La Suède rejoint l’OTAN alors que la guerre en Ukraine incite à repenser la sécurité
Par Reuters
1,256 vues
La Suède a rejoint l'OTAN jeudi à Washington, deux ans après que l'invasion de l'Ukraine par la Russie l'a obligée à repenser sa politique de sécurité nationale et à conclure que le soutien à l'alliance était la meilleure garantie de sécurité pour la nation scandinave.
Le Premier ministre suédois Ulf Kristersson a remis jeudi la documentation finale au gouvernement américain, dernière étape d'un long processus visant à obtenir le soutien de tous les membres pour rejoindre l'alliance militaire.
"Les bonnes choses arrivent à ceux qui attendent", a déclaré le secrétaire d'État américain Antony Blinken en recevant les documents d'adhésion de la Suède de Kristersson.

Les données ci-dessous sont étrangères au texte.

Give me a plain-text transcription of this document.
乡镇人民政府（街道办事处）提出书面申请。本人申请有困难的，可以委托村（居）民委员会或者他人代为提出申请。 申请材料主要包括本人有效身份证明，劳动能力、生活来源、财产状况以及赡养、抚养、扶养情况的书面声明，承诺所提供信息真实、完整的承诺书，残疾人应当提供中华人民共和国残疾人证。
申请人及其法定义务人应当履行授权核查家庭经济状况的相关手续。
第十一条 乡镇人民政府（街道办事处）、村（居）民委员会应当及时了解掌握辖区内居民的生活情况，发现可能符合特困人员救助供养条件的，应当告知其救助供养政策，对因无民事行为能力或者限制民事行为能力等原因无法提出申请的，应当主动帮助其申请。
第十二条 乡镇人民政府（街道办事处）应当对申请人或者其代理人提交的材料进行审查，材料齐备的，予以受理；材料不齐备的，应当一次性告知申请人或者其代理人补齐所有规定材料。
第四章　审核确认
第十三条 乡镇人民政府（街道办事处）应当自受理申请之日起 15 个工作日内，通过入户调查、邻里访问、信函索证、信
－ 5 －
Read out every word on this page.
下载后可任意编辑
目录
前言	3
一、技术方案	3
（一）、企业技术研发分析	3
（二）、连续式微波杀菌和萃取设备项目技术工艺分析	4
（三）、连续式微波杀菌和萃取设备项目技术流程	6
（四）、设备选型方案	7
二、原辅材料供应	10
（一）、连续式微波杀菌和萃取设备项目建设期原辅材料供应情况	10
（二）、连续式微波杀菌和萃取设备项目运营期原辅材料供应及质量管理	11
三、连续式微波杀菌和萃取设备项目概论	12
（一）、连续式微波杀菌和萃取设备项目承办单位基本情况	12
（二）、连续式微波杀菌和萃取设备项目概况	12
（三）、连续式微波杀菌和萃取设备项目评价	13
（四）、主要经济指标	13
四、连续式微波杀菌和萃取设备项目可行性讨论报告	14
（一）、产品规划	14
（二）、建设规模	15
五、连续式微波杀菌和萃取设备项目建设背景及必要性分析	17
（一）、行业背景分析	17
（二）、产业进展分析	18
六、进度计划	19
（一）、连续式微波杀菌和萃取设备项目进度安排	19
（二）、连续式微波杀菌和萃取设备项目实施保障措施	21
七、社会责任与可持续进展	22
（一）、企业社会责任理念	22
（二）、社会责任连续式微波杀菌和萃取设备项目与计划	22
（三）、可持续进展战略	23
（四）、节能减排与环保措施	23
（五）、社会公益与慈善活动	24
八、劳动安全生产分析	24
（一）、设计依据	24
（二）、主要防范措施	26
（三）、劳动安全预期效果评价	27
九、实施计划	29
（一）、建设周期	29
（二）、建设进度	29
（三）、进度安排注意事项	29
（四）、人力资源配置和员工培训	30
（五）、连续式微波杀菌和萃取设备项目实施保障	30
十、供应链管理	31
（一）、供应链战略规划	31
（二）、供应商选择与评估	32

Blinken a déclaré que « tout a changé » après l’invasion à grande échelle de l’Ukraine par la Russie , citant des sondages montrant un changement massif dans l’opinion publique suédoise concernant l’adhésion à l’OTAN.
"Les Suédois ont réalisé quelque chose de très profond : si Poutine était prêt à essayer d'effacer un voisin de la carte, alors il ne s'arrêterait peut-être pas là."
Pour l’OTAN, les adhésions de la Suède et de la Finlande – qui partagent une frontière de 1 340 km avec la Russie – constituent les ajouts les plus importants depuis des décennies. C'est également un coup dur pour le président russe Vladimir Poutine, qui a cherché à empêcher tout nouveau renforcement de l'alliance.
"Aujourd'hui est un jour véritablement historique. La Suède est désormais membre de l'OTAN", a déclaré Kristersson. "Nous défendrons la liberté avec les pays les plus proches de nous – tant en termes de géographie, de culture que de valeurs."
La Suède bénéficiera de la garantie de défense commune de l'alliance, selon laquelle une attaque contre un membre est considérée comme une attaque contre tous.
Hakan Yucel, 54 ans, informaticien dans la capitale suédoise, a déclaré à propos de l'adhésion : "Avant, nous étions dehors et nous nous sentions un peu seuls... Je pense que la menace de la Russie va être bien moindre maintenant."
Le pays nordique ajouterait aux forces de l’OTAN des sous-marins de pointe et une flotte importante d’avions de combat Gripen produits localement et constituerait un lien crucial entre l’Atlantique et la Baltique.
La Russie a menacé de prendre des « contre-mesures politiques et militaro-techniques » non précisées en réponse à la décision de la Suède.
"Rejoindre l'OTAN, c'est vraiment comme acheter une assurance, du moins tant que les États-Unis sont réellement disposés à être le fournisseur d'assurance", a déclaré Barbara Kunz, chercheuse au groupe de réflexion sur la défense SIPRI.
Alors que Stockholm se rapproche de plus en plus de l’OTAN au cours des deux dernières décennies, son adhésion marque une rupture nette avec le passé, où pendant plus de 200 ans, la Suède évitait les alliances militaires et adoptait une position neutre en temps de guerre.
Après la Seconde Guerre mondiale, elle s'est bâtie une réputation internationale de défenseur des droits de l'homme et, depuis l'effondrement de l'Union soviétique en 1991, les gouvernements successifs ont réduit leurs dépenses militaires.
Pas plus tard qu’en 2021, son ministre de la Défense avait rejeté l’adhésion à l’OTAN, mais le gouvernement social-démocrate de l’époque a postulé, aux côtés de son voisin finlandais, quelques mois plus tard.
"Je suppose que [la Suède] a vraiment dû prendre position et je suis heureux que nous l'ayons fait et que nous soyons protégés par l'OTAN, car la tension avec la Russie s'est intensifiée depuis quelques années", a déclaré Carl Fredrik Aspegren, 28 ans. , étudiant à Stockholm.
Alors que la Finlande a rejoint l'alliance l'année dernière, la Suède a dû attendre car la Turquie et la Hongrie, qui entretiennent toutes deux des relations cordiales avec la Russie, ont retardé la ratification de l'adhésion de la Suède.
La Turquie a approuvé la candidature de la Suède en janvier.
La Hongrie a retardé sa décision concernant l'adhésion de la Suède jusqu'à ce que Kristersson effectue une visite de bonne volonté à Budapest le 23 février, où les deux pays ont convenu d'un accord sur des avions de combat.